Weight balance was another factor in that with the front weighted now and the battery in the center triangle as low it will go and my weight on the saddle the bike feels well balanced. One can still do enough of a bunny hop to miss holes and such and handling is very stable even at speeds up to 40+ mph downhill with a tailwind. Corners carve nicely and low speed handling is not affected unless you have the wheel turned and hit on a bunch of power suddenly but that is not an everyday move. The two wheel drive aspect is just icing on the cake.
 
#12
New forum member. Sorry to lurk, but the fork question is a worry of mine. I am thinking of putting a 250 or 350 front hub motor (Leed or Hilltopper) on a Specialized SL3 Roubaix with carbon fork and alum dropouts. For hill assist only, hopefully variable throttle. I have spoken with a guy who put together same on a Dolce which has carbon forks for his wife and it is doing well in assist mode use after 9 months. I am concerned about an on-off button as I like to ride the paceline, too, and power surge is a good way to get kicked from the group. Any mechanical safety concerns?
 

rich c

Administrator
Staff member
#13
What kind of axle on that bike? For quick release you need an adapter washer to be able to use a standard nut because of the safety recess. I guess JRA will tell you it's okay to run in aluminum, but I've understood that to be a bad idea. Isn't the purpose of a carbon fiber fork is weight and flexibility? Not sure flexibility is a good idea with a hub motor.
 
#14
What kind of axle on that bike? For quick release you need an adapter washer to be able to use a standard nut because of the safety recess. I guess JRA will tell you it's okay to run in aluminum, but I've understood that to be a bad idea. Isn't the purpose of a carbon fiber fork is weight and flexibility? Not sure flexibility is a good idea with a hub motor.
Yeah, and getting a metal fork to drop in that year is gonna be hard. It came with a tapered steerer from 1 1/8 - 1 3/8 inch taper. What about a torque arm? And do they have quick release axles for these motors that are 9mm? The front has a standard quick release skewer and the dropouts are 9mm instead of the usually desired 10. Taking out that much material with a file also makes me nervous. I am reluctant to convert my 26" hardtail because everyone knows that can't hang in a paceline... My remaining option is to buy a cheap aluminum road bike that's going to come with a lot lower grade grouppo than I have been riding. Or a vintage steel bike. So many decisions. I am a paunchy 58 yr old who wants to keep up.
 

JRA

Well-Known Member
#15
The only QR Front Hub is the Grin one. It is adaptable to 9mm standard QR, 15 and 20 TA and is the lightest Direct Drive hub on the planet of its watt class. It also includes a built in torque arm that makes a very positive connection and in all my miles on the bike it has held the 9mm QR in place.

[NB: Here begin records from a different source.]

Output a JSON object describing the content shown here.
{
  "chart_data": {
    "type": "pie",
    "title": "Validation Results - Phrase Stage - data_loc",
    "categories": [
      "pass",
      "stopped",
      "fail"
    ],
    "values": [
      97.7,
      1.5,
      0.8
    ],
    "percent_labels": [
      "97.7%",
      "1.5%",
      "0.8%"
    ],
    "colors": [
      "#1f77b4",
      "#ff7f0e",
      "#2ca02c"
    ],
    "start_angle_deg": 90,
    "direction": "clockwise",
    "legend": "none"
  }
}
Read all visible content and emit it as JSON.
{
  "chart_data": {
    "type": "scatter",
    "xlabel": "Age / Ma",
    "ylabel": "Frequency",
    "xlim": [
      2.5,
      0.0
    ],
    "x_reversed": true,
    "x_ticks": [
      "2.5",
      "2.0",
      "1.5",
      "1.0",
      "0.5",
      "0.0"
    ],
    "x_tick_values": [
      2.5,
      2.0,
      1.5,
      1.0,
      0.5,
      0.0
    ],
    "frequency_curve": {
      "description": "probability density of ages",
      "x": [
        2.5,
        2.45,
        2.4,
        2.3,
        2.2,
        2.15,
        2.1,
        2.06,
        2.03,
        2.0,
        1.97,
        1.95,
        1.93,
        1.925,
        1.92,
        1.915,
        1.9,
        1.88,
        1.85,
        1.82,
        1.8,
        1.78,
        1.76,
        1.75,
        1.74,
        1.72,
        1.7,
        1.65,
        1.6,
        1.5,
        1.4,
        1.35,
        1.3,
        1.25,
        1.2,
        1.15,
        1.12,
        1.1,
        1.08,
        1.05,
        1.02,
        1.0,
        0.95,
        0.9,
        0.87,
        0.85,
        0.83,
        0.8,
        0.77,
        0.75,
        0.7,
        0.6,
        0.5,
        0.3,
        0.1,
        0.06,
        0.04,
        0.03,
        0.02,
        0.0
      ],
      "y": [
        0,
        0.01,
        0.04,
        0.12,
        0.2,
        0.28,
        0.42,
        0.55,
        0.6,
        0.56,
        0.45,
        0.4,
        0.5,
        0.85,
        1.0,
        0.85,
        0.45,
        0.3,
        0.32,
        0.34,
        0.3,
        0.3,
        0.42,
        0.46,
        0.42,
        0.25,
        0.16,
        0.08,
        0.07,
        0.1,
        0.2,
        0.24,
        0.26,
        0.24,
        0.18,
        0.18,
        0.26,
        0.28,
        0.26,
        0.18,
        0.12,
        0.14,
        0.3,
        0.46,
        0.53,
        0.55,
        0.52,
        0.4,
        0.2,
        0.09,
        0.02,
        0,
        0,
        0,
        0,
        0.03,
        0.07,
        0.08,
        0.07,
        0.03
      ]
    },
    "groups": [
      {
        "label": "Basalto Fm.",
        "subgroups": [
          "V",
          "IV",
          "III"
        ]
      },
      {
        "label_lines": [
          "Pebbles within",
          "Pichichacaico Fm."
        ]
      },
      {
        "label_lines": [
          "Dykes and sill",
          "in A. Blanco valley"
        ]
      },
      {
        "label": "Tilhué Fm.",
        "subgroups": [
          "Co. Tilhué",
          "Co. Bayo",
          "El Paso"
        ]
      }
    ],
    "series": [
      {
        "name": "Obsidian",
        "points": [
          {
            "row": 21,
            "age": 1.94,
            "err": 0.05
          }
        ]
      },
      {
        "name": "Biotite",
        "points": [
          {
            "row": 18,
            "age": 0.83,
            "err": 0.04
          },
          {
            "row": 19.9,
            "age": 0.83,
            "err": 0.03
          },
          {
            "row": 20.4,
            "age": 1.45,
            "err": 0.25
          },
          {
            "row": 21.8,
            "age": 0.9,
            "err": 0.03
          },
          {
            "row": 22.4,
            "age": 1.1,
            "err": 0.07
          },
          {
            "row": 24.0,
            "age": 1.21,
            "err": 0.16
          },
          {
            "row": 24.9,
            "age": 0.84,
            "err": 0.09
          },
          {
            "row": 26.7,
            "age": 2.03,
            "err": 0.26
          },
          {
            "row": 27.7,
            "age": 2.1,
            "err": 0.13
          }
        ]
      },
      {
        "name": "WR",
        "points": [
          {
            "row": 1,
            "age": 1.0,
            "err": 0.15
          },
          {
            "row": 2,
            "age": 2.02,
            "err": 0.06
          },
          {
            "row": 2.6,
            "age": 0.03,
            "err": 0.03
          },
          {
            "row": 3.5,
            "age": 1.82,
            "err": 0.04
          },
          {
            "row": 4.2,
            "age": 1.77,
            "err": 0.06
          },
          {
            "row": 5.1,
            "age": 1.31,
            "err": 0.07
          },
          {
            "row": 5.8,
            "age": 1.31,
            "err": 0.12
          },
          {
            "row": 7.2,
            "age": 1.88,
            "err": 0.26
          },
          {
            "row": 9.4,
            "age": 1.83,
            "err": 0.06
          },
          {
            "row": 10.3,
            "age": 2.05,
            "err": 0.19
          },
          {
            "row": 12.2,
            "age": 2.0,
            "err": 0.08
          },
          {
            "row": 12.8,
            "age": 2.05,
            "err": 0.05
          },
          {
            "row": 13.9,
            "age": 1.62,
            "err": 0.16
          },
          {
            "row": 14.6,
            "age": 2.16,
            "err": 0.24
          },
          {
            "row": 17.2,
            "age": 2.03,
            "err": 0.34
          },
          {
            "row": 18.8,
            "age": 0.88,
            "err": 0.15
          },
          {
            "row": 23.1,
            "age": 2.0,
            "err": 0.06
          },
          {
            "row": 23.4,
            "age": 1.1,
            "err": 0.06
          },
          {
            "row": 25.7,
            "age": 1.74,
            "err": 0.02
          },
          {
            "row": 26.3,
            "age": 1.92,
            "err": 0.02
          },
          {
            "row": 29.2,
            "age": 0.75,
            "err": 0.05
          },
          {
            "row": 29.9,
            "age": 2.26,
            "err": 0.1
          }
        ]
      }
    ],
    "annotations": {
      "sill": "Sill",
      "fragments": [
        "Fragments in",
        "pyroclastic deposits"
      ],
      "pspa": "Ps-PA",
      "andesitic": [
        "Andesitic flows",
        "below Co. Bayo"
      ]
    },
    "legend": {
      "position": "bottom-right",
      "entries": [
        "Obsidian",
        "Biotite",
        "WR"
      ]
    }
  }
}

You are right about the 1mm axle size difference that all the other nutted axle hubs have which people mainly pull out the file for as you suggest. Taking 1/2mm off each side of the dropout is not that big a deal if it is done correctly. But there were incorrect procedures done that did result in failures that have obviously tainted the front hub system forever it seems. That said my V1 bike has a 9c motor with a nutted axle that I had the dropouts widened on. Oh, and they are carbon fiber. Using the proper washers and locking it all down with a torque arm has worked on that bike for a couple thousand miles also with no ill effect.

And the use of carbon is about weight but not flexibility. It is about its ability to dampen vibrations and have a softer ride quality than aluminum but are as or more stiff torsionally.

I did a group road ride a few weeks ago on my mid drive MTB just to see if I could hang and in the lowest mode and 15psi in the tires I was able to keep up just fine but they were only averaging about 20mph. I missed my hub bike though and the ability to vary my cadence without varying my speed.